Besides, there is evidence that party identification has changed since 2006:
http://pewresearch.org/pubs/773/fewer-voters-identify-as-republicans
“In 5,566 interviews with registered voters conducted by the Pew Research Center for the People & the Press during the first two months of 2008, 36% identify themselves as Democrats, and just 27% as Republicans.
The share of voters who call themselves Republicans has declined by six points since 2004, and represents, on an annualized basis, the lowest percentage of self-identified Republican voters in 16 years of polling by the Center.
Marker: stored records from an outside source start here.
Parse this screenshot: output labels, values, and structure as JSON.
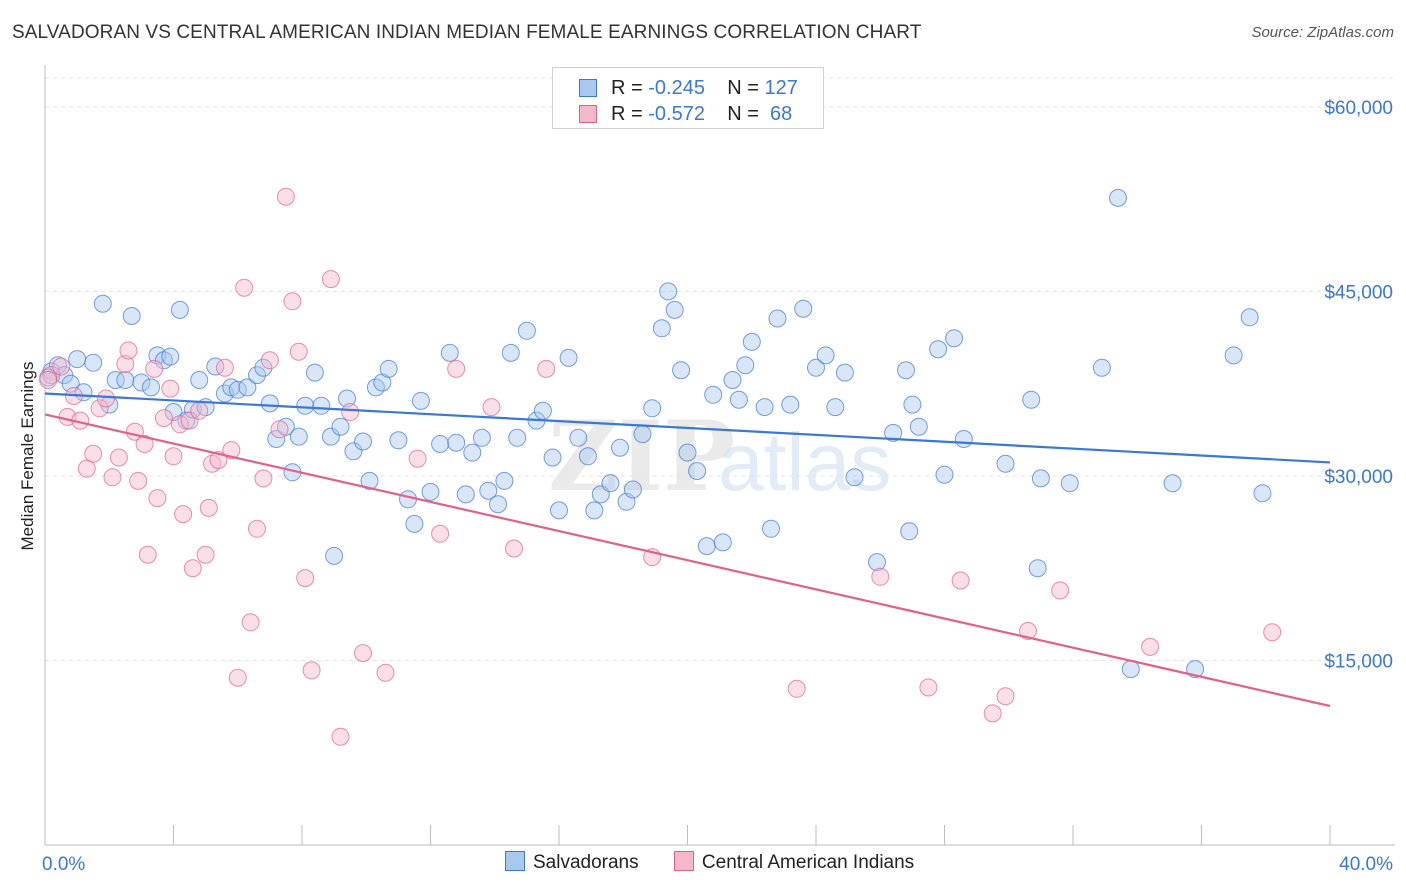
{
  "title": "SALVADORAN VS CENTRAL AMERICAN INDIAN MEDIAN FEMALE EARNINGS CORRELATION CHART",
  "source": "Source: ZipAtlas.com",
  "watermark": {
    "zip": "ZIP",
    "atlas": "atlas"
  },
  "colors": {
    "blue": "#3a78d4",
    "blue_fill": "#a9c8ef",
    "pink": "#e0608e",
    "pink_fill": "#f5b8cb",
    "grid": "#e3e3e3"
  },
  "legend": {
    "rows": [
      {
        "r_label": "R = ",
        "r_value": "-0.245",
        "n_label": "N = ",
        "n_value": "127"
      },
      {
        "r_label": "R = ",
        "r_value": "-0.572",
        "n_label": "N = ",
        "n_value": " 68"
      }
    ],
    "bottom": [
      "Salvadorans",
      "Central American Indians"
    ]
  },
  "chart_data": {
    "type": "scatter",
    "title": "SALVADORAN VS CENTRAL AMERICAN INDIAN MEDIAN FEMALE EARNINGS CORRELATION CHART",
    "xlabel": "",
    "ylabel": "Median Female Earnings",
    "xlim": [
      0,
      40
    ],
    "ylim": [
      0,
      63000
    ],
    "x_tick_labels": [
      "0.0%",
      "40.0%"
    ],
    "y_ticks": [
      15000,
      30000,
      45000,
      60000
    ],
    "y_tick_labels": [
      "$15,000",
      "$30,000",
      "$45,000",
      "$60,000"
    ],
    "grid": true,
    "legend_position": "top-center",
    "series": [
      {
        "name": "Salvadorans",
        "color": "#3a78d4",
        "trend": {
          "x": [
            0,
            40
          ],
          "y": [
            36700,
            31100
          ]
        },
        "points": [
          [
            0.2,
            38500
          ],
          [
            0.4,
            39000
          ],
          [
            0.6,
            38200
          ],
          [
            0.8,
            37500
          ],
          [
            1.0,
            39500
          ],
          [
            1.2,
            36800
          ],
          [
            1.5,
            39200
          ],
          [
            1.8,
            44000
          ],
          [
            2.0,
            35800
          ],
          [
            2.2,
            37800
          ],
          [
            2.5,
            37800
          ],
          [
            2.7,
            43000
          ],
          [
            3.0,
            37600
          ],
          [
            3.3,
            37200
          ],
          [
            3.5,
            39800
          ],
          [
            3.7,
            39400
          ],
          [
            3.9,
            39700
          ],
          [
            4.0,
            35200
          ],
          [
            4.2,
            43500
          ],
          [
            4.4,
            34500
          ],
          [
            4.6,
            35400
          ],
          [
            4.8,
            37800
          ],
          [
            5.0,
            35600
          ],
          [
            5.3,
            38900
          ],
          [
            5.6,
            36700
          ],
          [
            5.8,
            37200
          ],
          [
            6.0,
            37000
          ],
          [
            6.3,
            37200
          ],
          [
            6.6,
            38200
          ],
          [
            6.8,
            38800
          ],
          [
            7.0,
            35900
          ],
          [
            7.2,
            33000
          ],
          [
            7.5,
            34000
          ],
          [
            7.7,
            30300
          ],
          [
            7.9,
            33200
          ],
          [
            8.1,
            35700
          ],
          [
            8.4,
            38400
          ],
          [
            8.6,
            35700
          ],
          [
            8.9,
            33200
          ],
          [
            9.2,
            34000
          ],
          [
            9.4,
            36300
          ],
          [
            9.6,
            32000
          ],
          [
            9.9,
            32800
          ],
          [
            10.1,
            29600
          ],
          [
            10.3,
            37200
          ],
          [
            10.5,
            37600
          ],
          [
            10.7,
            38700
          ],
          [
            11.0,
            32900
          ],
          [
            11.3,
            28100
          ],
          [
            11.5,
            26100
          ],
          [
            11.7,
            36100
          ],
          [
            12.0,
            28700
          ],
          [
            12.3,
            32600
          ],
          [
            12.6,
            40000
          ],
          [
            12.8,
            32700
          ],
          [
            13.1,
            28500
          ],
          [
            13.3,
            31900
          ],
          [
            13.6,
            33100
          ],
          [
            13.8,
            28800
          ],
          [
            14.1,
            27700
          ],
          [
            14.3,
            29600
          ],
          [
            14.5,
            40000
          ],
          [
            14.7,
            33100
          ],
          [
            15.0,
            41800
          ],
          [
            15.3,
            34500
          ],
          [
            15.5,
            35300
          ],
          [
            15.8,
            31500
          ],
          [
            16.0,
            27200
          ],
          [
            16.3,
            39600
          ],
          [
            16.6,
            33100
          ],
          [
            16.9,
            31600
          ],
          [
            17.1,
            27200
          ],
          [
            17.3,
            28500
          ],
          [
            17.6,
            29400
          ],
          [
            17.9,
            32300
          ],
          [
            18.1,
            27900
          ],
          [
            18.3,
            28900
          ],
          [
            18.6,
            33400
          ],
          [
            18.9,
            35500
          ],
          [
            19.2,
            42000
          ],
          [
            19.4,
            45000
          ],
          [
            19.6,
            43500
          ],
          [
            19.8,
            38600
          ],
          [
            20.0,
            31900
          ],
          [
            20.3,
            30400
          ],
          [
            20.6,
            24300
          ],
          [
            20.8,
            36600
          ],
          [
            21.1,
            24600
          ],
          [
            21.4,
            37800
          ],
          [
            21.6,
            36200
          ],
          [
            21.8,
            39000
          ],
          [
            22.0,
            40900
          ],
          [
            22.4,
            35600
          ],
          [
            22.6,
            25700
          ],
          [
            22.8,
            42800
          ],
          [
            23.2,
            35800
          ],
          [
            23.6,
            43600
          ],
          [
            24.0,
            38800
          ],
          [
            24.3,
            39800
          ],
          [
            24.6,
            35600
          ],
          [
            24.9,
            38400
          ],
          [
            25.2,
            29900
          ],
          [
            25.9,
            23000
          ],
          [
            26.4,
            33500
          ],
          [
            26.8,
            38600
          ],
          [
            26.9,
            25500
          ],
          [
            27.0,
            35800
          ],
          [
            27.2,
            34000
          ],
          [
            27.8,
            40300
          ],
          [
            28.0,
            30100
          ],
          [
            28.3,
            41200
          ],
          [
            28.6,
            33000
          ],
          [
            29.9,
            31000
          ],
          [
            30.7,
            36200
          ],
          [
            30.9,
            22500
          ],
          [
            31.0,
            29800
          ],
          [
            31.9,
            29400
          ],
          [
            32.9,
            38800
          ],
          [
            33.4,
            52600
          ],
          [
            33.8,
            14300
          ],
          [
            35.1,
            29400
          ],
          [
            35.8,
            14300
          ],
          [
            37.0,
            39800
          ],
          [
            37.5,
            42900
          ],
          [
            37.9,
            28600
          ],
          [
            0.1,
            38000
          ],
          [
            9.0,
            23500
          ]
        ]
      },
      {
        "name": "Central American Indians",
        "color": "#e0608e",
        "trend": {
          "x": [
            0,
            40
          ],
          "y": [
            35000,
            11300
          ]
        },
        "points": [
          [
            0.2,
            38200
          ],
          [
            0.5,
            38900
          ],
          [
            0.7,
            34800
          ],
          [
            0.9,
            36500
          ],
          [
            1.1,
            34500
          ],
          [
            1.3,
            30600
          ],
          [
            1.5,
            31800
          ],
          [
            1.7,
            35500
          ],
          [
            1.9,
            36300
          ],
          [
            2.1,
            29900
          ],
          [
            2.3,
            31500
          ],
          [
            2.5,
            39100
          ],
          [
            2.6,
            40200
          ],
          [
            2.8,
            33600
          ],
          [
            2.9,
            29600
          ],
          [
            3.1,
            32600
          ],
          [
            3.2,
            23600
          ],
          [
            3.4,
            38700
          ],
          [
            3.5,
            28200
          ],
          [
            3.7,
            34700
          ],
          [
            3.9,
            37100
          ],
          [
            4.0,
            31600
          ],
          [
            4.2,
            34200
          ],
          [
            4.3,
            26900
          ],
          [
            4.5,
            34500
          ],
          [
            4.6,
            22500
          ],
          [
            4.8,
            35300
          ],
          [
            5.0,
            23600
          ],
          [
            5.1,
            27400
          ],
          [
            5.2,
            31000
          ],
          [
            5.4,
            31300
          ],
          [
            5.6,
            38800
          ],
          [
            5.8,
            32100
          ],
          [
            6.0,
            13600
          ],
          [
            6.2,
            45300
          ],
          [
            6.4,
            18100
          ],
          [
            6.6,
            25700
          ],
          [
            6.8,
            29800
          ],
          [
            7.0,
            39400
          ],
          [
            7.3,
            33800
          ],
          [
            7.5,
            52700
          ],
          [
            7.7,
            44200
          ],
          [
            7.9,
            40100
          ],
          [
            8.1,
            21700
          ],
          [
            8.3,
            14200
          ],
          [
            8.9,
            46000
          ],
          [
            9.2,
            8800
          ],
          [
            9.5,
            35200
          ],
          [
            9.9,
            15600
          ],
          [
            10.6,
            14000
          ],
          [
            11.6,
            31400
          ],
          [
            12.3,
            25300
          ],
          [
            12.8,
            38700
          ],
          [
            13.9,
            35600
          ],
          [
            14.6,
            24100
          ],
          [
            15.6,
            38700
          ],
          [
            18.9,
            23400
          ],
          [
            23.4,
            12700
          ],
          [
            26.0,
            21800
          ],
          [
            27.5,
            12800
          ],
          [
            28.5,
            21500
          ],
          [
            29.5,
            10700
          ],
          [
            29.9,
            12100
          ],
          [
            30.6,
            17400
          ],
          [
            31.6,
            20700
          ],
          [
            34.4,
            16100
          ],
          [
            38.2,
            17300
          ],
          [
            0.1,
            37800
          ]
        ]
      }
    ]
  }
}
The Democratic Party has also built a substantial edge among independent voters. Of the 37% who claim no party identification, 15% lean Democratic, 10% lean Republican, and 12% have no leaning either way.”
and this:
http://abcnews.go.com/images/PollingUnit/ABCWashPostPartyID.pdf
While I don’t think Rasmussen’s model is 100% accurate as for the exact advantage Democrats have, Scott Rasmussen (who after all is not a flaming liberal by any means) is not making these numbers up, either. They are arrived at via separate surveys to gauge party identification on an ongoing basis:
“The targets are not set arbitrarily. Rather, they are established based upon survey interviews with a separate sample of adults nationwide completed during the preceding six weeks. A total of 500 nightly interviews are conducted for a total of 21,000 interviews over the six week period.
This weeks adjustment shows a three-tenths of a point increase in the number of Democrats and an identical decline in the number of Republicans.
For polling data released during the week of October 5-11, 2008, the partisan weighting targets will be 39.3% Democratic, 33.3% Republican, and 27.4% unaffiliated. For the preceding week, September 28-October 4, 2008, the partisan weighting targets were 39.0% Democratic, 33.6% Republican, and 27.4% unaffiliated.”